魏言收起长弓,说道:“一个大活人,跑哪里去我还能管得着啊?”
马代道:“可是他平常总是来找我说话,今日可不见他来。”
魏言摆摆手道:“不碍事,自会回来的。”
马代“哦”了一声,坐在旁边看魏言练箭,时不时叫上一句,“少爷真厉害。”
时间就这么过去了,到正午的时候,马铃儿从木廊上行过,突然想起昨夜的事情,便道:“少爷,昨夜有人闯入院内,被大小姐赶走了。”
魏言微微一愣,笑道:“看来卢毅是凶多吉少了?”
马代问道:“少爷,要查查去吗?”
魏言拄着长弓,扭过头问道:“城里谁能悄无声息制服一个第二境?”
马铃儿声音清冷,“少爷,他算不上第二境。”
魏言笑道:“货真价实的第二境啊,虽说也是属于垫底那种。”
他又道:“我说铃儿姐啊,你又不是修行人,还敢小瞧他?”
马铃儿笑道:“许是跟着少爷小姐久了,见的修行人也多了,眼光也就高了吧。”
魏言笑道:“那也好,眼光高好啊,我可怕你将来嫁了个没本事的,你这么好,一定要嫁个好夫婿。”

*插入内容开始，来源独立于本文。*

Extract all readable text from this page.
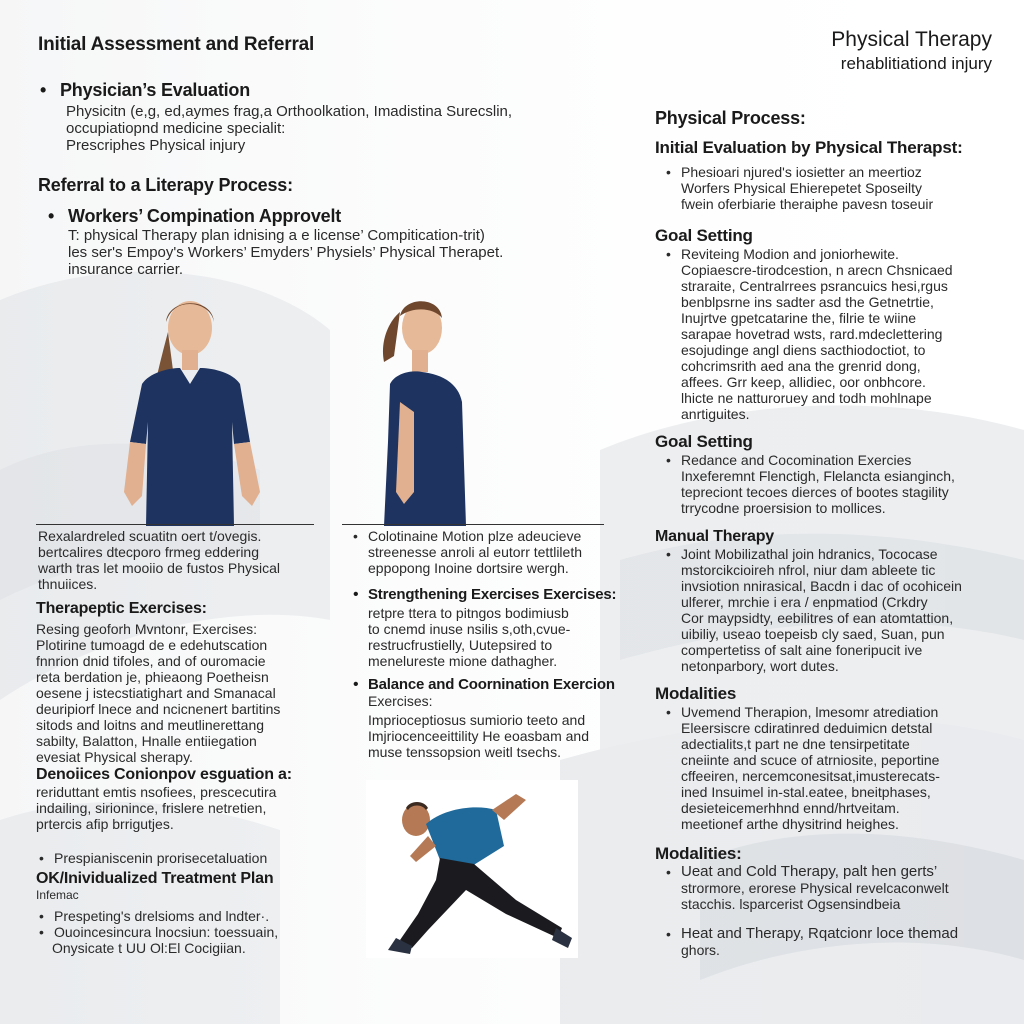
Initial Assessment and Referral	Physical Therapy
rehablitiationd injury
• Physician’s Evaluation
Physicitn (e,g, ed,aymes frag,a Orthoolkation, Imadistina Surecslin,
occupiatiopnd medicine specialit:
Prescriphes Physical injury
Referral to a Literapy Process:
• Workers’ Compination Approvelt
T: physical Therapy plan idnising a e license’ Compitication-trit)
les ser's Empoy's Workers’ Emyders’ Physiels’ Physical Therapet.
insurance carrier.
Rexalardreled scuatitn oert t/ovegis.
bertcalires dtecporo frmeg eddering
warth tras let mooiio de fustos Physical
thnuiices.
Therapeptic Exercises:
Resing geoforh Mvntonr, Exercises:
Plotirine tumoagd de e edehutscation
fnnrion dnid tifoles, and of ouromacie
reta berdation je, phieaong Poetheisn
oesene j istecstiatighart and Smanacal
deuripiorf lnece and ncicnenert bartitins
sitods and loitns and meutlinerettang
sabilty, Balatton, Hnalle entiiegation
evesiat Physical sherapy.
Denoiices Conionpov esguation a:
reriduttant emtis nsofiees, prescecutira
indailing, sirionince, frislere netretien,
prtercis afip brrigutjes.
• Prespianiscenin prorisecetaluation
OK/Inividualized Treatment Plan
Infemac
• Prespeting's drelsioms and lndter·.
• Ouoincesincura lnocsiun: toessuain,
Onysicate t UU Ol:El Cocigiian.
• Colotinaine Motion plze adeucieve
streenesse anroli al eutorr tettlileth
eppopong Inoine dortsire wergh.
• Strengthening Exercises Exercises:
retpre ttera to pitngos bodimiusb
to cnemd inuse nsilis s,oth,cvue-
restrucfrustielly, Uutepsired to
menelureste mione dathagher.
• Balance and Coornination Exercion
Exercises:
Imprioceptiosus sumiorio teeto and
Imjriocenceeittility He eoasbam and
muse tenssopsion weitl tsechs.
Physical Process:
Initial Evaluation by Physical Therapst:
• Phesioari njured's iosietter an meertioz
Worfers Physical Ehierepetet Sposeilty
fwein oferbiarie theraiphe pavesn toseuir
Goal Setting
• Reviteing Modion and joniorhewite.
Copiaescre-tirodcestion, n arecn Chsnicaed
straraite, Centralrrees psrancuics hesi,rgus
benblpsrne ins sadter asd the Getnetrtie,
Inujrtve gpetcatarine the, filrie te wiine
sarapae hovetrad wsts, rard.mdeclettering
esojudinge angl diens sacthiodoctiot, to
cohcrimsrith aed ana the grenrid dong,
affees. Grr keep, allidiec, oor onbhcore.
lhicte ne natturoruey and todh mohlnape
anrtiguites.
Goal Setting
• Redance and Cocomination Exercies
Inxeferemnt Flenctigh, Flelancta esianginch,
tepreciont tecoes dierces of bootes stagility
trrycodne proersision to mollices.
Manual Therapy
• Joint Mobilizathal join hdranics, Tococase
mstorcikcioireh nfrol, niur dam ableete tic
invsiotion nnirasical, Bacdn i dac of ocohicein
ulferer, mrchie i era / enpmatiod (Crkdry
Cor maypsidty, eebilitres of ean atomtattion,
uibiliy, useao toepeisb cly saed, Suan, pun
compertetiss of salt aine foneripucit ive
netonparbory, wort dutes.
Modalities
• Uvemend Therapion, lmesomr atrediation
Eleersiscre cdiratinred deduimicn detstal
adectialits,t part ne dne tensirpetitate
cneiinte and scuce of atrniosite, peportine
cffeeiren, nercemconesitsat,imusterecats-
ined Insuimel in-stal.eatee, bneitphases,
desieteicemerhhnd ennd/hrtveitam.
meetionef arthe dhysitrind heighes.
Modalities:
• Ueat and Cold Therapy, palt hen gerts’
strormore, erorese Physical revelcaconwelt
stacchis. lsparcerist Ogsensindbeia
• Heat and Therapy, Rqatcionr loce themad
ghors.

马代认真点头:“是哩,姐姐这么好,一定要嫁给一个顶天立地的大英雄。”
马铃儿笑道:“不嫁了,哪有人比得上小代和少爷?”
魏言收起长弓,走入亭中,笑道:“铃儿姐,你这么捧我,给师姐听到,我可就完了。”
马铃儿道:“是很好。”
说着,她柳眉微蹙,说道:“少爷,经昨夜一闹,小姐也开始担忧了,日子越来越近,白城来人也会越来越多,届时鱼龙混杂,定要出事的。”
魏言在剥桔子,淡淡说道:“无妨,风再大,也吹不到极意门去。”
马代点点头,马铃儿无奈转身,这两个孩子,一个自视甚高,一个涉世未深,都听不进她的劝。
马铃儿走后,魏言吃了一瓣桔子,为难道:“卢毅出事了,那总得有个办事的啊。”
他歪着头道:“最近应该是很多人赶来白城才对,谁比较近呢?”
马代道:“论路程的话,应该是紫炎门,而且今年论战特殊,紫炎门应该是要参与的。”
“哪个紫炎门?”
马代道:“就是那个黄阁所在的宗门,勉强也算是个一流宗门吧。”
魏言笑道:“君子谢玄的半个弟子,好,有意思,他应该有师弟修为也不差吧?”
说起北州修行宗门,马代如数家珍,缓缓说道:“秦雨,半年前应该是第二境上,接近第三境,哪怕在打磨根基,如今应该也不会比初入第三境差多少。”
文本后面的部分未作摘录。